确诊后,2 型糖尿病患者通常采用生活方式改变和二甲双胍治疗。然而,这些患者中的大多数需要在数月至数年内单独或联合使用另一种治疗药物,包括磺酰脲类药物和胰岛素。几十年来,磺酰脲类药物和胰岛素一直是二线治疗药物。临床实践指南也建议采用类似的方法。随后,噻唑烷二酮类药物、α-葡萄糖苷酶抑制剂和其他药物被添加到治疗方案中。不幸的是,这些治疗选择都无法解决β细胞功能逐渐下降的问题。此外,它们还会导致无法接受的低血糖、体重增加和与个体药物相关的其他副作用。2 型糖尿病患者极易发生心血管并发症。

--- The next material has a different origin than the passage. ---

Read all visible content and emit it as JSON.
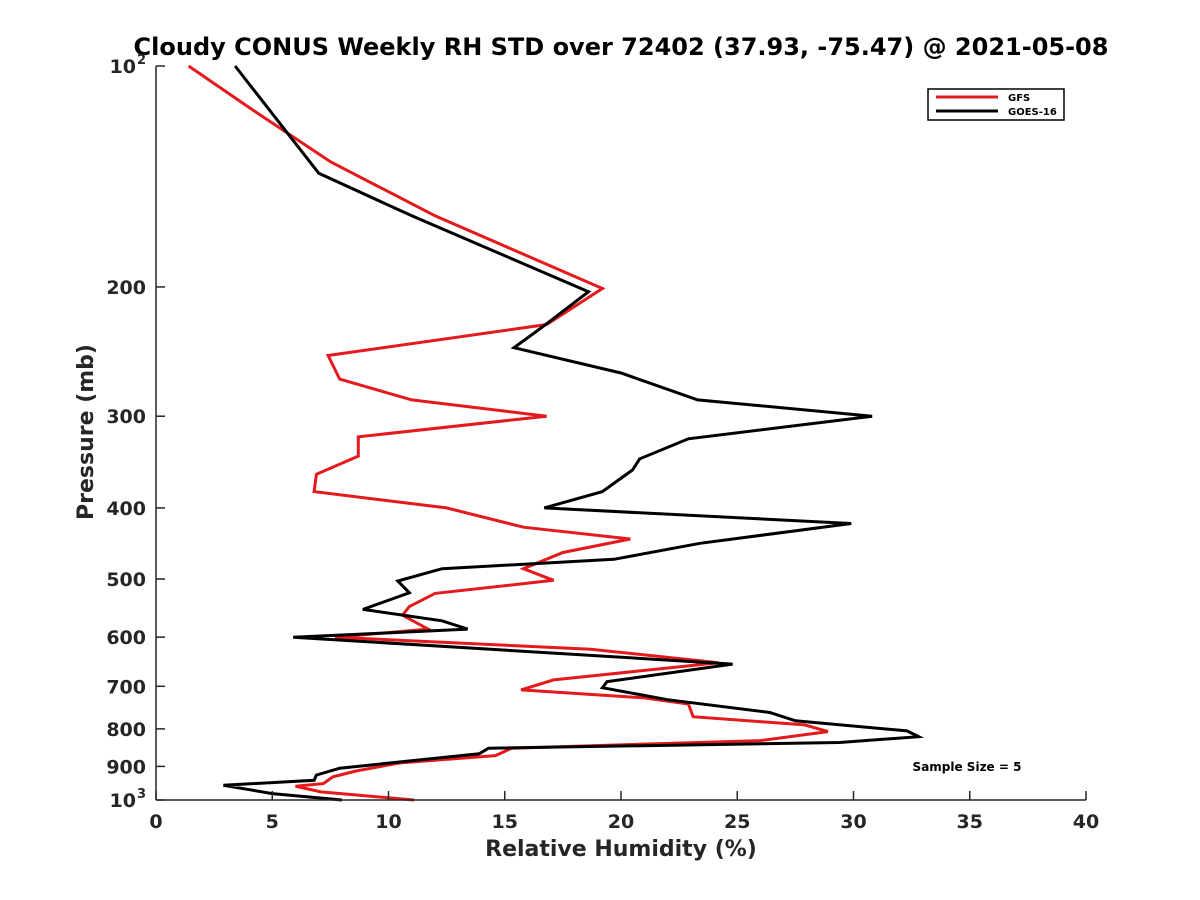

磺酰脲类药物、胰岛素和噻唑烷二酮类药物都与不同程度的不良心血管结局有关。监管机构已经强制要求确保任何新的抗糖尿病药物的心血管安全性。胰高血糖素样肽-1(GLP-1)类药物治疗已经能够解决其中的一些问题。肠促胰岛素类似物和二肽基肽酶-4(DPP-4)抑制剂分别通过与胰腺β和α细胞上的 G 蛋白偶联受体结合,引起葡萄糖依赖性胰岛素分泌和胰高血糖素抑制。它们具有这种特性是因为它们与 G 蛋白偶联受体结合,导致 c-AMP 量增加。它们不会导致β细胞衰竭。相反,这些药物可以防止β细胞凋亡。临床试验已经证明了肠促胰岛素类似物(特别是利拉鲁肽)在疗效方面优于对照组,包括格列美脲、罗格列酮和甘精胰岛素。此外,它们还显示出对β细胞保护、显著体重减轻、低血糖发生率低以及对心血管结局替代标志物的有利影响。DPP-4 抑制剂在实现血糖目标方面的能力有限。然而,它们对体重没有影响,低血糖发生率低,对β细胞功能有一定的有益影响。最后,它们的耐受性非常好。